Sean Sedwards GIF Slimming Regimen TIP: Many of us may use the Max colours value on the GIF export dialog to reduce the file size, especially on simple designs. It's also possible to make significant savings on complicated images with little loss of quality by combining a reduced palette with the Error diffusion dithering option. On closer inspection however, it appears that Xara X isn't doing all it can to reduce the file size, specifically when the number of colours chosen is less than or equal to half the maximum available (i.e. <=128 for 256 colours or <=8 for 16 colours). Here's the workaround:
Simply copy and paste your artwork to a single frame in a new animation document and export from there. The animation export options don't allow for sophisticated palette manipulation, but you can choose the number of colours and select transparency. If you need to manipulate the palette, make a bitmap copy of your drawing and export that from an animation document.
Explanation: Although the normal GIF export uses a reduced palette, the file still contains the maximum number of colours, each taking 3 bytes (e.g. a 64 colour GIF will contain 192 x 3 = 576 bytes of unused palette). What's worse is that the palette is not arranged for maximum efficiency, so the compression is less good too. You can use any values but the GIF file format supports palette sizes in powers of 2 (2, 4, 8, 16, 32, 64, 128 & 256) and the animation export takes full advantage.

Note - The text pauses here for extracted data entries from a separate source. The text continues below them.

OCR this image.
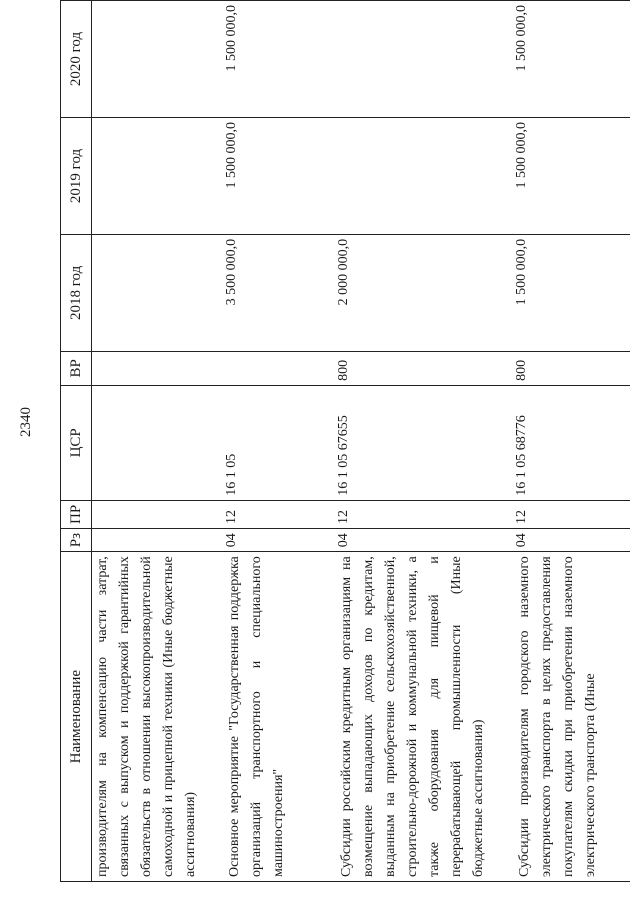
2340
Наименование	Рз	ПР	ЦСР	ВР	2018 год	2019 год	2020 год
производителям на компенсацию части затрат, связанных с выпуском и поддержкой гарантийных обязательств в отношении высокопроизводительной самоходной и прицепной техники (Иные бюджетные ассигнования)							
Основное мероприятие "Государственная поддержка организаций транспортного и специального машиностроения"	04	12	16 1 05		3 500 000,0	1 500 000,0	1 500 000,0
Субсидии российским кредитным организациям на возмещение выпадающих доходов по кредитам, выданным на приобретение сельскохозяйственной, строительно-дорожной и коммунальной техники, а также оборудования для пищевой и перерабатывающей промышленности (Иные бюджетные ассигнования)	04	12	16 1 05 67655	800	2 000 000,0		
Субсидии производителям городского наземного электрического транспорта в целях предоставления покупателям скидки при приобретении наземного электрического транспорта (Иные	04	12	16 1 05 68776	800	1 500 000,0	1 500 000,0	1 500 000,0
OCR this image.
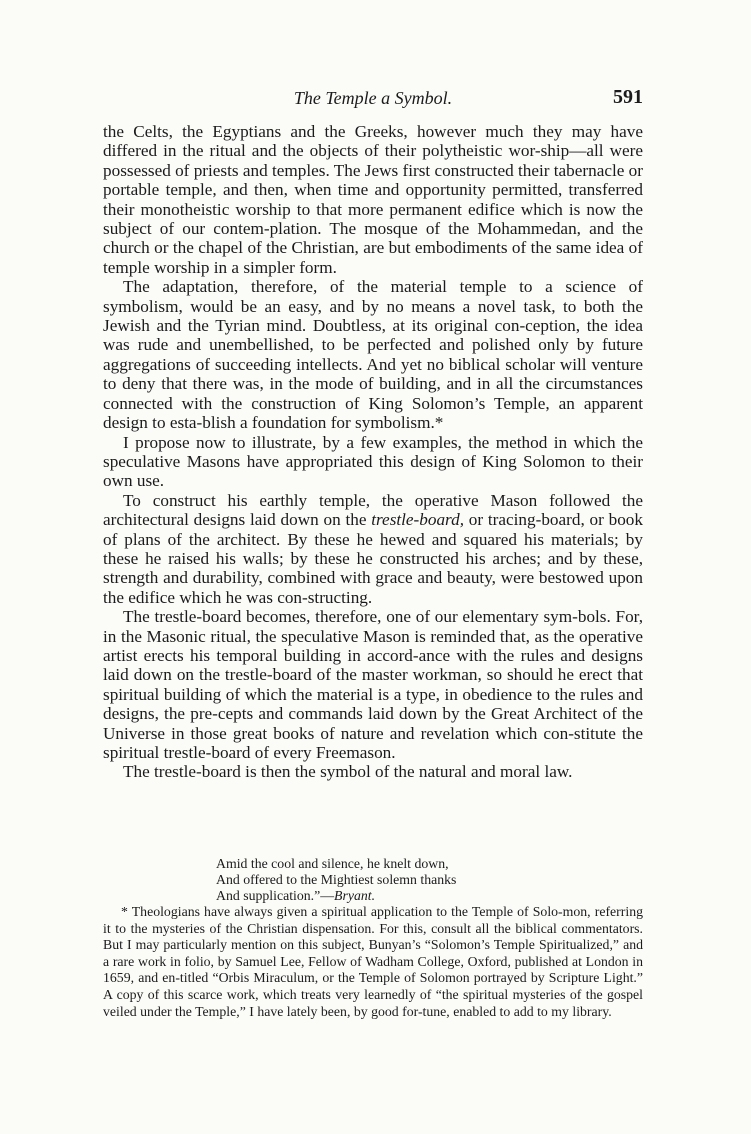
The Temple a Symbol.	591

the Celts, the Egyptians and the Greeks, however much they may have differed in the ritual and the objects of their polytheistic wor-ship—all were possessed of priests and temples. The Jews first constructed their tabernacle or portable temple, and then, when time and opportunity permitted, transferred their monotheistic worship to that more permanent edifice which is now the subject of our contem-plation. The mosque of the Mohammedan, and the church or the chapel of the Christian, are but embodiments of the same idea of temple worship in a simpler form.

The adaptation, therefore, of the material temple to a science of symbolism, would be an easy, and by no means a novel task, to both the Jewish and the Tyrian mind. Doubtless, at its original con-ception, the idea was rude and unembellished, to be perfected and polished only by future aggregations of succeeding intellects. And yet no biblical scholar will venture to deny that there was, in the mode of building, and in all the circumstances connected with the construction of King Solomon’s Temple, an apparent design to esta-blish a foundation for symbolism.*

I propose now to illustrate, by a few examples, the method in which the speculative Masons have appropriated this design of King Solomon to their own use.

To construct his earthly temple, the operative Mason followed the architectural designs laid down on the trestle-board, or tracing-board, or book of plans of the architect. By these he hewed and squared his materials; by these he raised his walls; by these he constructed his arches; and by these, strength and durability, combined with grace and beauty, were bestowed upon the edifice which he was con-structing.

The trestle-board becomes, therefore, one of our elementary sym-bols. For, in the Masonic ritual, the speculative Mason is reminded that, as the operative artist erects his temporal building in accord-ance with the rules and designs laid down on the trestle-board of the master workman, so should he erect that spiritual building of which the material is a type, in obedience to the rules and designs, the pre-cepts and commands laid down by the Great Architect of the Universe in those great books of nature and revelation which con-stitute the spiritual trestle-board of every Freemason.

The trestle-board is then the symbol of the natural and moral law.

Amid the cool and silence, he knelt down,
And offered to the Mightiest solemn thanks
And supplication.”—Bryant.

* Theologians have always given a spiritual application to the Temple of Solo-mon, referring it to the mysteries of the Christian dispensation. For this, consult all the biblical commentators. But I may particularly mention on this subject, Bunyan’s “Solomon’s Temple Spiritualized,” and a rare work in folio, by Samuel Lee, Fellow of Wadham College, Oxford, published at London in 1659, and en-titled “Orbis Miraculum, or the Temple of Solomon portrayed by Scripture Light.” A copy of this scarce work, which treats very learnedly of “the spiritual mysteries of the gospel veiled under the Temple,” I have lately been, by good for-tune, enabled to add to my library.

Addendum to the above TIP: In theory, the optimum quality / file size ratio is achieved when the palette size is a power of 2, however I've discovered the animation export has its own quirk (a bug really). If you choose 64 colours, say, and transparency, the GIF has 63 foreground and 1 transparent background colour, as expected, but the file has a 128 colour palette! It's still smaller than going the normal route, but you can improve it further by choosing 63 colours (generally, (power of 2)-1 ) or deselecting transparency.